Forum Discussion
Is it possible to develop in No-Code Sandbox Solution style with Sharepoint PnP?
Hi Joel!
Thanks a lot for the prompt reply!
In this case, I assume you are referring to provisioning, so in short, I would suggest that you stop investing your time in WSP solutions and start using PnP as soon as possible.
I would be happy to, but wouldn't that mean that I would loose access to all the Visual Studio tooling for making content types, list definitions, workflows etc.? This is actually my biggest concern so far, as going backwards to a plain text editor sounds scary especially given the amount of cross-dependencies and the complexity of CAML (not even mentioning workflows which I've always designed only visually).
I understand there's an XSD schema for the provisioning file itself that I can use for validation, but it won't help me much with all the CAML, elements.xml etc.
The PnP provisioning engine is just amazing! The option to save a site as a XML template is pure gold 😉
And you can use any code editor of your choice, including Visual Studio.
The documentation is very good, and you have lots and lots of videos on the PnP channel with tutorials.
The SharePoint development sorry was never so strong 😀
- Dmytro LapshynFeb 06, 2019Copper Contributor
Hi Joel Rodrigues and Steve Johnson ,
In retrospective, you both are totally right. We are using PnP for our current internal SharePoint project, and I have also started using PnP for applying updates to an originally SharePoint Designer-authored web, which turned out to work quite good.
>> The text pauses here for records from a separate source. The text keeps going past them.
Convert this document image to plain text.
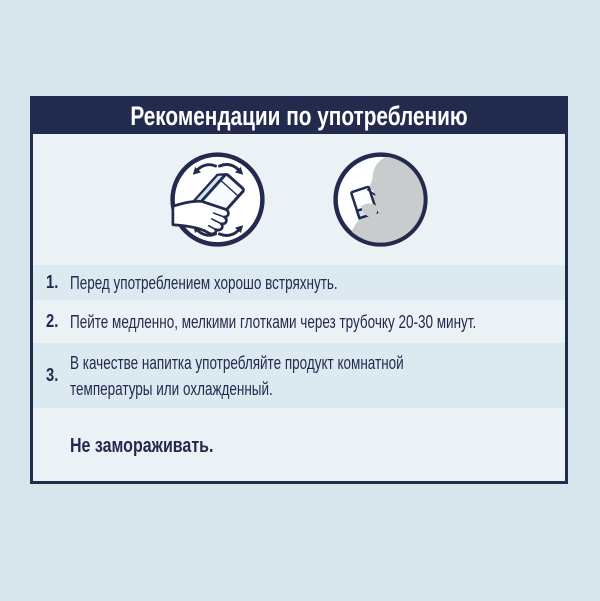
Рекомендации по употреблению
1. Перед употреблением хорошо встряхнуть.
2. Пейте медленно, мелкими глотками через трубочку 20-30 минут.
3.
В качестве напитка употребляйте продукт комнатной температуры или охлажденный.
Не замораживать.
As for workflows, we've found a way to design them in Visual Studio and then compile into a form that could be provisioned via PnP.
Thanks a lot for the inspiration!
- Steve JohnsonAug 09, 2018Copper ContributorChalk another one up who loves using PnP!
You can do more with less in PnP, we’ve a number of site provisioning scripts written purely using PnP, some even writing to SP lists which is then firing off a Flow notification. It’s incredibly flexible and powerful.
We’ve ditched our WSP model mainly because it simply doesn’t scale in a large organisation. Makes adding new SP artefacts more difficult. For example, adding new views to all document libraries is a couple lines of PnP and CAML.
Similarly, if the CTH isn’t being used to deploy content types, then PnP can do a similar role.